Governor General's Literary Award winner Don Gillmor writes about losing his brother to the Yukon River

Image | To the River by Don Gillmor

Caption: To the River is a memoir by Don Gillmor. (Ryan Szulc, Random House Canada)

The Yukon River runs from Whitehorse to the west coast of Alaska and it was near the start of that river that David Gillmor's life came to an end. After David's death, his brother Don Gillmor travelled to Whitehorse to reconstruct those final days.
Gillmor wrote about this trip in the book, To the River, which won the 2019 Governor General's Literary Award for nonfiction.

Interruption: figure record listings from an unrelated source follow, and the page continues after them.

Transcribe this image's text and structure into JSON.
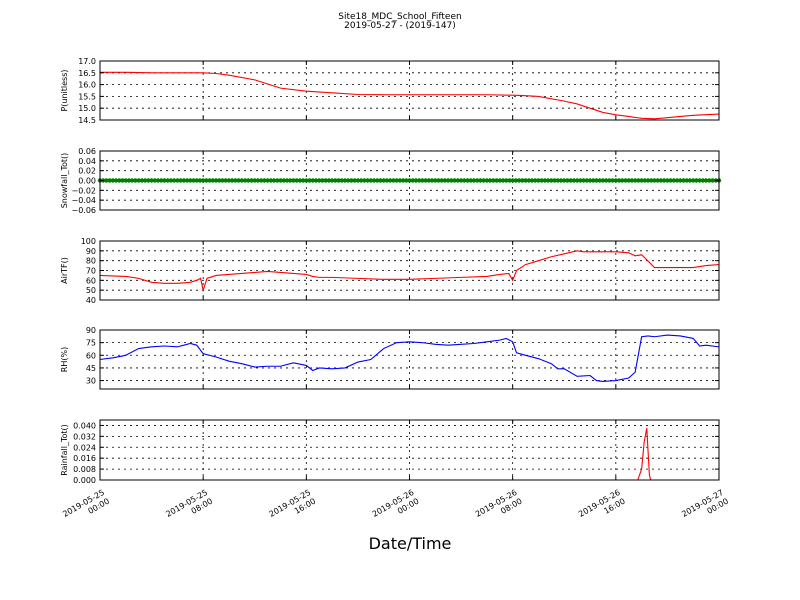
{
  "figure": {
    "title": "Site18_MDC_School_Fifteen",
    "subtitle": "2019-05-27 - (2019-147)",
    "xlabel": "Date/Time",
    "x_ticks": [
      "2019-05-25\n00:00",
      "2019-05-25\n08:00",
      "2019-05-25\n16:00",
      "2019-05-26\n00:00",
      "2019-05-26\n08:00",
      "2019-05-26\n16:00",
      "2019-05-27\n00:00"
    ]
  },
  "chart_data": [
    {
      "type": "line",
      "ylabel": "P(unitless)",
      "ylim": [
        14.5,
        17.0
      ],
      "yticks": [
        "14.5",
        "15.0",
        "15.5",
        "16.0",
        "16.5",
        "17.0"
      ],
      "grid": true,
      "color": "#ff0000",
      "x_hours": [
        0,
        2,
        4,
        6,
        8,
        9,
        10,
        12,
        14,
        16,
        18,
        20,
        22,
        24,
        30,
        32,
        33,
        34,
        36,
        37,
        38,
        39,
        40,
        41,
        42,
        43,
        44,
        45,
        46,
        48
      ],
      "values": [
        16.52,
        16.52,
        16.5,
        16.5,
        16.5,
        16.47,
        16.4,
        16.2,
        15.85,
        15.72,
        15.65,
        15.58,
        15.57,
        15.57,
        15.57,
        15.55,
        15.53,
        15.5,
        15.3,
        15.18,
        15.0,
        14.82,
        14.72,
        14.65,
        14.57,
        14.55,
        14.6,
        14.65,
        14.7,
        14.75
      ]
    },
    {
      "type": "scatter",
      "ylabel": "Snowfall_Tot()",
      "ylim": [
        -0.06,
        0.06
      ],
      "yticks": [
        "−0.06",
        "−0.04",
        "−0.02",
        "0.00",
        "0.02",
        "0.04",
        "0.06"
      ],
      "grid": true,
      "color": "#008000",
      "x_range_hours": [
        0,
        48
      ],
      "constant_value": 0.0
    },
    {
      "type": "line",
      "ylabel": "AirTF()",
      "ylim": [
        40,
        100
      ],
      "yticks": [
        "40",
        "50",
        "60",
        "70",
        "80",
        "90",
        "100"
      ],
      "grid": true,
      "color": "#ff0000",
      "x_hours": [
        0,
        2,
        3,
        4,
        5,
        6,
        7,
        7.5,
        7.8,
        8,
        8.3,
        9,
        10,
        11,
        12,
        13,
        14,
        15,
        16,
        16.5,
        17,
        18,
        20,
        22,
        24,
        26,
        28,
        30,
        31,
        31.7,
        32,
        32.3,
        33,
        34,
        35,
        36,
        37,
        37.5,
        38,
        39,
        40,
        41,
        41.5,
        42,
        43,
        44,
        45,
        46,
        47,
        48
      ],
      "values": [
        65,
        64,
        62,
        58,
        57,
        57,
        58,
        60,
        62,
        50,
        62,
        65,
        66,
        67,
        68,
        69,
        68,
        67,
        66,
        64,
        63,
        63,
        62,
        61,
        61,
        62,
        63,
        64,
        66,
        67,
        60,
        70,
        76,
        80,
        84,
        87,
        90,
        89,
        89,
        89,
        89,
        88,
        85,
        86,
        73,
        73,
        73,
        73,
        75,
        76
      ]
    },
    {
      "type": "line",
      "ylabel": "RH(%)",
      "ylim": [
        20,
        90
      ],
      "yticks": [
        "30",
        "45",
        "60",
        "75",
        "90"
      ],
      "grid": true,
      "color": "#0000ff",
      "x_hours": [
        0,
        1,
        2,
        3,
        4,
        5,
        6,
        6.5,
        7,
        7.5,
        8,
        9,
        10,
        11,
        12,
        13,
        14,
        15,
        16,
        16.5,
        17,
        18,
        19,
        20,
        21,
        22,
        23,
        24,
        25,
        26,
        27,
        28,
        29,
        30,
        31,
        31.5,
        32,
        32.3,
        33,
        34,
        35,
        35.5,
        36,
        37,
        38,
        38.5,
        39,
        40,
        41,
        41.5,
        42,
        42.5,
        43,
        44,
        45,
        46,
        46.5,
        47,
        48
      ],
      "values": [
        55,
        57,
        60,
        68,
        70,
        71,
        70,
        72,
        74,
        72,
        62,
        58,
        53,
        50,
        46,
        47,
        47,
        51,
        48,
        42,
        45,
        44,
        45,
        52,
        55,
        68,
        75,
        76,
        75,
        73,
        72,
        73,
        74,
        76,
        78,
        80,
        76,
        63,
        60,
        56,
        50,
        44,
        44,
        35,
        36,
        30,
        29,
        30,
        33,
        40,
        82,
        83,
        82,
        84,
        83,
        80,
        71,
        72,
        70
      ]
    },
    {
      "type": "line",
      "ylabel": "Rainfall_Tot()",
      "ylim": [
        0,
        0.044
      ],
      "yticks": [
        "0.000",
        "0.008",
        "0.016",
        "0.024",
        "0.032",
        "0.040"
      ],
      "grid": true,
      "color": "#ff0000",
      "x_hours": [
        0,
        41.7,
        42.0,
        42.2,
        42.4,
        42.6,
        42.7,
        48
      ],
      "values": [
        0,
        0,
        0.008,
        0.028,
        0.038,
        0.004,
        0,
        0
      ]
    }
  ]
}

In it, he writes about his quest to understand David's death and the growing number of suicides among baby boomers.
Gillmor spoke to CBC's Metro Morning(external link) about his book in January of 2019.

Remembering David

"David was an extraordinary musician. He was one of those guys who could pick up any instrument and, in a couple of hours, he could figure it out and get something out of it. He was also one of those relentlessly social people. As a kid, he could never be alone and, as an adult, he almost never was alone. He was an incredibly outgoing guy. He kept his musician experience well into his 40s. He played late and slept late.
You could see that he was able to compartmentalize and present versions of himself to different people. - Don Gillmor
"When I was up there I was talking to all kinds of people — bands he'd played in, people he knew. One of the things that was interesting was that I'd talk to people who'd known him for a decade and they'd have a completely different perspective from the next person I'd talk to. Someone would say he was clean and sober and happy. The next person would say he was neither of these things and he was very unhappy. You could see that he was able to compartmentalize and present versions of himself to different people. It was hard to get past all that and find what was at the core."

Childhood memories

"I remember at one point we'd gone to see a prison movie when we were kids. I was 12, my cousin Peter was 12 and my brother was 10. We got back to my grandmother's house and we thought we'd reenact the movie, so we tied bedsheets together to a cot in the sun-room on the second floor. We lowered my 10-year-old brother out the window. The sheets weren't long enough, just as it hadn't been in the movie, actually. He was dangling from the sheets and my grandmother was in the living room serving tea to a group of Presbyterians. There was my brother, dangling into view, hanging onto this sheet.
He couldn't hang on so he sort of swayed in front of these church ladies, descended from heaven. - Don Gillmor
"We couldn't pull him up because we didn't have the strength. He couldn't hang on so he swayed in front of these church ladies, descended from heaven and finally let go. He landed in my grandmother's flowers. She was a flinty, old Scot. She came out and yelled at him for ruining her flowers, as opposed to finding out whether he was hurt. Our parents gave us this lecture, which always started with, 'What were you thinking?'"

No firm answers

"I wrote a piece in The Walrus about my brother's death and I thought it would get it out of my system. It didn't happen that way. I kept gravitating back to literature on suicide and trying to figure this out. Every suicide leaves that question: Why did they do it? I think a lot of people that are left behind end up pursuing that question, even though there's often no rational answer. We want to get closer to finding out what happened.
Every suicide leaves that question: Why did they do it? - Don Gillmor
"There were no firm answers. But I did get much closer and I think I came to a much better understanding of him and why he took his own life, as well as a better understanding of other people who have taken their own lives."
Don Gillmor's comments have been edited for length and clarity.